Sunday, July 8, 2007

On Writing: Networking in Your Comfort Zone

For those of you just joining me this week, I’ve been writing a series of posts about Networking. The term sends shivers down many people, especially shy people’s, spines. I think this stems from a misconception of what networking truly is. You don’t have to aggressively pitch yourself and your work to network effectively. Networking is about creating a ‘net’ of business contacts and acquaintances. Offering help as well as receiving help. Mutual give and take.

I believe I network well because I network in my comfort zone. I know, from years of experience and many attended conferences, that I am not going to easily walk up to an editor or agent or favorite author at a welcome reception or any other social situation, introduce myself, and engage them in any sort of conversation that will serve them or me well. I’m too shy.

But I do know if I volunteer to work as a time keeper for the editor/agent appointments, I’ll feel quite comfortable conversing with editors and agents. I have a reason to be there and interact with them other than to pitch my own work. I have no problem introducing myself and sometimes, sometimes that prompts a question about me. A connection has been made. By making sure they have everything they need and moving the pitching writers along in a timely and kind manner, I’m making a good impression. Maybe the writer will remember that I smiled and tried to put them at ease. Maybe the editor or agent will remember my name and that I was friendly should I ever send a query letter.

I’ve met many favorite authors, authors I would have been too nervous to approach out of the blue, by volunteering to moderate their workshop.

I’ve made incredibly valuable industry contacts by utilizing my entertainment background. Over the years I have volunteered to help with a multitude of special events for the Romantic Times Convention. I’ve worked as a script writer, stage director, technical director, singer, actress, model, and emcee.

The trick is to pinpoint your special skills and talents. Your comfort zone.

Networking in the Comfort Zone:

* Volunteer
Are you organized? Politically minded? Good with numbers? Serve on your local chapter or national board. Serve on a special committee. Conferences, local and national.

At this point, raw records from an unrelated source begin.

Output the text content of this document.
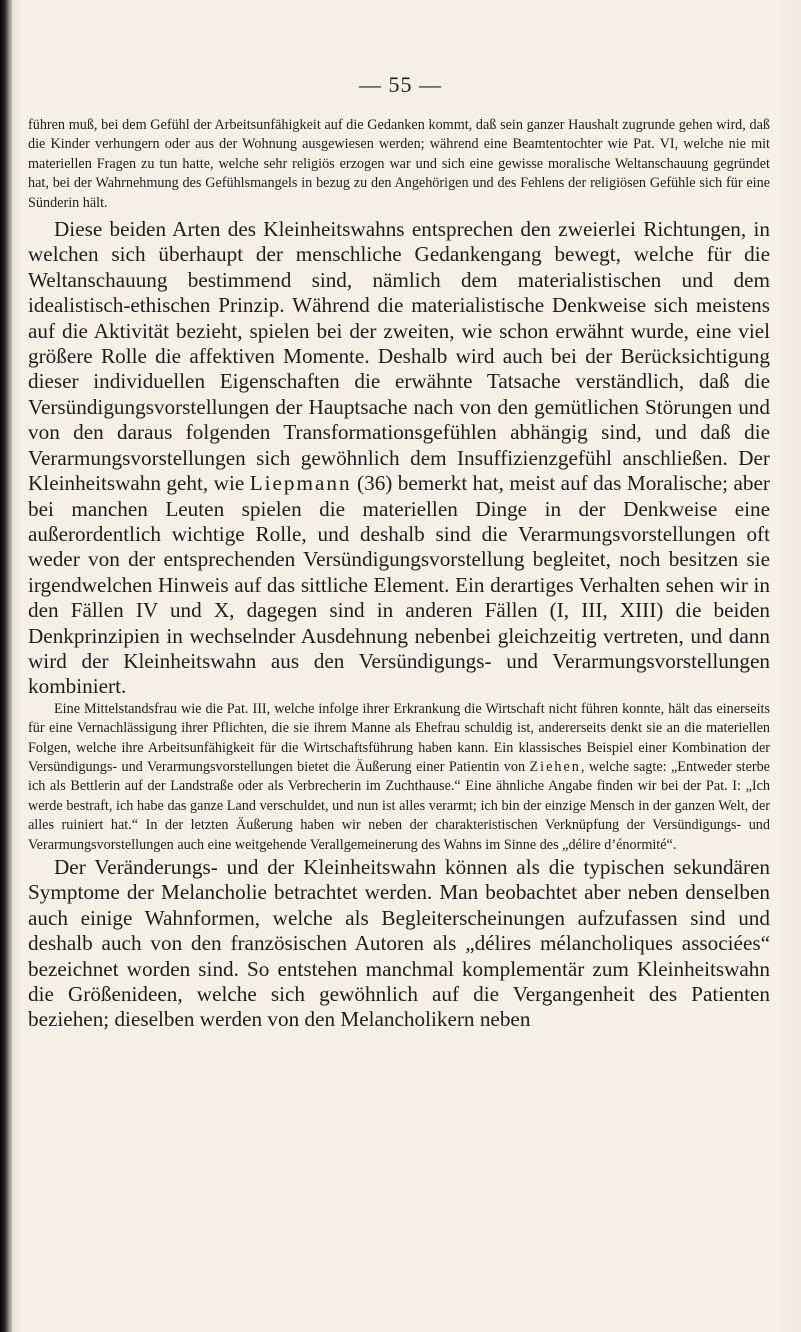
— 55 —

führen muß, bei dem Gefühl der Arbeitsunfähigkeit auf die Gedanken kommt, daß sein ganzer Haushalt zugrunde gehen wird, daß die Kinder verhungern oder aus der Wohnung ausgewiesen werden; während eine Beamtentochter wie Pat. VI, welche nie mit materiellen Fragen zu tun hatte, welche sehr religiös erzogen war und sich eine gewisse moralische Weltanschauung gegründet hat, bei der Wahrnehmung des Gefühlsmangels in bezug zu den Angehörigen und des Fehlens der religiösen Gefühle sich für eine Sünderin hält.

Diese beiden Arten des Kleinheitswahns entsprechen den zweierlei Richtungen, in welchen sich überhaupt der menschliche Gedankengang bewegt, welche für die Weltanschauung bestimmend sind, nämlich dem materialistischen und dem idealistisch-ethischen Prinzip. Während die materialistische Denkweise sich meistens auf die Aktivität bezieht, spielen bei der zweiten, wie schon erwähnt wurde, eine viel größere Rolle die affektiven Momente. Deshalb wird auch bei der Berücksichtigung dieser individuellen Eigenschaften die erwähnte Tatsache verständlich, daß die Versündigungsvorstellungen der Hauptsache nach von den gemütlichen Störungen und von den daraus folgenden Transformationsgefühlen abhängig sind, und daß die Verarmungsvorstellungen sich gewöhnlich dem Insuffizienzgefühl anschließen. Der Kleinheitswahn geht, wie Liepmann (36) bemerkt hat, meist auf das Moralische; aber bei manchen Leuten spielen die materiellen Dinge in der Denkweise eine außerordentlich wichtige Rolle, und deshalb sind die Verarmungsvorstellungen oft weder von der entsprechenden Versündigungsvorstellung begleitet, noch besitzen sie irgendwelchen Hinweis auf das sittliche Element. Ein derartiges Verhalten sehen wir in den Fällen IV und X, dagegen sind in anderen Fällen (I, III, XIII) die beiden Denkprinzipien in wechselnder Ausdehnung nebenbei gleichzeitig vertreten, und dann wird der Kleinheitswahn aus den Versündigungs- und Verarmungsvorstellungen kombiniert.

Eine Mittelstandsfrau wie die Pat. III, welche infolge ihrer Erkrankung die Wirtschaft nicht führen konnte, hält das einerseits für eine Vernachlässigung ihrer Pflichten, die sie ihrem Manne als Ehefrau schuldig ist, andererseits denkt sie an die materiellen Folgen, welche ihre Arbeitsunfähigkeit für die Wirtschaftsführung haben kann. Ein klassisches Beispiel einer Kombination der Versündigungs- und Verarmungsvorstellungen bietet die Äußerung einer Patientin von Ziehen, welche sagte: „Entweder sterbe ich als Bettlerin auf der Landstraße oder als Verbrecherin im Zuchthause.“ Eine ähnliche Angabe finden wir bei der Pat. I: „Ich werde bestraft, ich habe das ganze Land verschuldet, und nun ist alles verarmt; ich bin der einzige Mensch in der ganzen Welt, der alles ruiniert hat.“ In der letzten Äußerung haben wir neben der charakteristischen Verknüpfung der Versündigungs- und Verarmungsvorstellungen auch eine weitgehende Verallgemeinerung des Wahns im Sinne des „délire d’énormité“.

Der Veränderungs- und der Kleinheitswahn können als die typischen sekundären Symptome der Melancholie betrachtet werden. Man beobachtet aber neben denselben auch einige Wahnformen, welche als Begleiterscheinungen aufzufassen sind und deshalb auch von den französischen Autoren als „délires mélancholiques associées“ bezeichnet worden sind. So entstehen manchmal komplementär zum Kleinheitswahn die Größenideen, welche sich gewöhnlich auf die Vergangenheit des Patienten beziehen; dieselben werden von den Melancholikern neben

Are you motivated, have nerves of steel and the patience of a saint? Be the conference chair. Are you friendly? Work conference registration. Not afraid of driving in traffic? Transport an editor, agent or speaker from the airport to convention hotel. Good at calming people down? Work the editor/agent appointments. Whether you’re outgoing or shy, there’s a responsibility big or small that’s perfect for you.

* Internet Loops/Forums
An excellent way to meet other writers and to get your name out there is by participating on writers and readers loops and forums. Just remember to always reread what you wrote before you hit send. Once your words (and opinion on a subject) is on the Net, it’s there forever. Consider what kind of lasting impression you want to make.

* Blog
Whether you’re published or unpublished, this is a excellent way to network via the internet. Again, seriously consider what kind of impression you want to make.

* Write Articles
Write and submit to industry magazines, newsletters, and reader/writer websites

* Conduct Workshops


Everyone has special skills and abilities that can be useful to others. Utilize your talents and abilities and let those be your gift to your network. Are you a grammar goddess? Are you a wiz at designing websites? Are you an accountant with tips on tax cuts? Do you collect medieval weaponry or period costuming? Do you have specialized knowledge in law enforcement? Do you excel in people skills? Do you take ballroom dancing? Yoga?

If you are creative and open-minded… if you can push past the fear of rejection and put yourself out there… you will be amazed at how you can use your natural skills and talents to enhance your network.

Thank you for allowing me to share my views on a topic near and dear to my heart. To those attending RWA National next week… listen, learn, contribute when you can, and have fun! And remember, networking isn’t just something you do while at conferences, it’s something you do throughout your career.

Quote for the Day:

“If you want to be prosperous for a year, grow grain.
If you want to be prosperous for ten years, grow trees.
If you want to be prosperous for a lifetime, grow people.”
-- Proverb

2 comments:

Julee Ann said...

Love this post. And it must have worked because I feel comfortable leaving a comment. Thanks for the tips. I put you in my favorites.

Beth Ciotta said...

Hi, Julee Ann. I'm glad you found the post useful and very glad you felt comfortable enough to comment! Connection made. ;)

Flattered to be included in your favorites. Have a great day!